My first sight of him was in a London restaurant called Appenrodts. I was twelve years old and life to me appeared in a series of luminous blurred impressions like blossoming trees in a picture by Manet: I can remember nobody else among the party that crowded about our table except Bobby Andrews, whom I knew already and who terrified me because he was six years older than I and seemed so poised and experienced. My sister Mana was there too but that was a matter of course: Mana was always there: and the other people were all grown up and that was natural too. I lived, as most stage children do, in a world of grown-ups and they were all impersonal: cherry-trees by Manet, pleasing or incomprehensible and all in a blur of light.
Appenrodt's was a frigid but happy place – it vanished, I think, during the First World War – and as its name suggests it was Teutonic in spirit and in fact: white, glistening and spotless it stood near the Criterion Theatre in Piccadilly Circus, and the air as soon as you passed the threshold was fragrant with the scent of Leberwurst and gherkins and cool creamy potato-salad, and there was icy beer in blue mugs or tall glasses, and hot frothing chocolate in thick white cups.
Bobby Andrews, from a perforated jar, sprinkled a rust-red powder over a potato-salad and murmured with a smile “How pale paprika makes it!

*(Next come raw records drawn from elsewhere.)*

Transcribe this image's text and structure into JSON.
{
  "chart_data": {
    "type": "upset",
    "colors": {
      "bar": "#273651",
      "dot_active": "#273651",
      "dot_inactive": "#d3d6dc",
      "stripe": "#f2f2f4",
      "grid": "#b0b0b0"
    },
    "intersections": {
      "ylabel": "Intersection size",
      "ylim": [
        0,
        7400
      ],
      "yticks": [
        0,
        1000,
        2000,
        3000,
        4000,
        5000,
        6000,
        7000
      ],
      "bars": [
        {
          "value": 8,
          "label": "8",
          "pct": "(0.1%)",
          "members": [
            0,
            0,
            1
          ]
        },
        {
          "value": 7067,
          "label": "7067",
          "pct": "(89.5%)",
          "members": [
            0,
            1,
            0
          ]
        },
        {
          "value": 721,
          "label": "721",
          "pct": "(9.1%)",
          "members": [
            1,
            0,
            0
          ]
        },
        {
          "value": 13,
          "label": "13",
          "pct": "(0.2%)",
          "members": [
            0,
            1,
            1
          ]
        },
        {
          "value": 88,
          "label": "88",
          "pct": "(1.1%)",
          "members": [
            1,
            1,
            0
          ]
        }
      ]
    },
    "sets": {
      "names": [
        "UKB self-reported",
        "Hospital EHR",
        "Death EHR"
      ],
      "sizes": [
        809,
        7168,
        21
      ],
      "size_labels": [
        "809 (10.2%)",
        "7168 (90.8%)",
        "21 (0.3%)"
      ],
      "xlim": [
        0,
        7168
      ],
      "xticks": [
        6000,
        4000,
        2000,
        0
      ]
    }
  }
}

Its real name is Vice,” and I gazed at him in awe.
That was two years before the murders at Sarajevo and the war, and because I was a child and McMaster, arriving suddenly in pale grey with a lilac-coloured shirt, was in his twenties he seemed to me not merely grown-up but the most hilariously beautiful living creature I had ever set eyes upon except, perhaps, Ellen Terry or Nijinsky. Tall, slim, golden-haired and with astonishing eyes that were the colour not of violets, as many people said, but of harebells, the term Greek god was frequently applied to him. It was applied to his whirlwind entrance to Appenrodt's on that day.
"And of course it could be true," he said turning to me when he had expressed his gratitude to the payer of the compliment, "because you see I'm half Irish and half Greek . . . I mean me stepmother was Greek, you see – oh yes, dear: Pappiyanni was her name before she married me father – and if that doesn't make me half Greek what does?"
The characteristic note was struck immediately: Mac’s sense of calculative exactitude was never his strong point.
“But me poor nose dear!” he went on to the table at large. “Just plain north of Ireland. Or I suppose you might call it Roman. Yes, R-r-roman . . . like Sarah in Britannicus.”
Already, having run away to London, when he was sixteen to go on the stage, he was obsessed by Sarah [Bernhardt] and all she meant in the theatre: one of the things he shared with me was a half-secret regret not to have been born to the French language. And Sarah was his goddess; living or dead she was remembered, described, analysed, quoted and worshipped through all the days of his life; he collected not merely every book and photograph that celebrated her but innumerable press cuttings, odd pages of old scripts she had used, a stone from her grave at Père Lachaise, even some leaves he had plucked from a tree that grew opposite the famous appartement on the Boulevard Pérèire.
I had gathered from his peculiar deductions about his descent that my own country played some part in this and I suspected, rightly, that the Irish origins were more factual than the Greek. This, as well as his enthusiasm for Bernhardt and for the Russian Ballet – opera, his greatest passion, was still unknown to me – struck a sympathetic note.
My own first longings to work in Dublin were already faintly stirring, though they were not to crystallise for a couple of years into a decision, and as time went by, and my sister and I saw more and more of him, we would talk of Ireland together, he of the North and we of the South.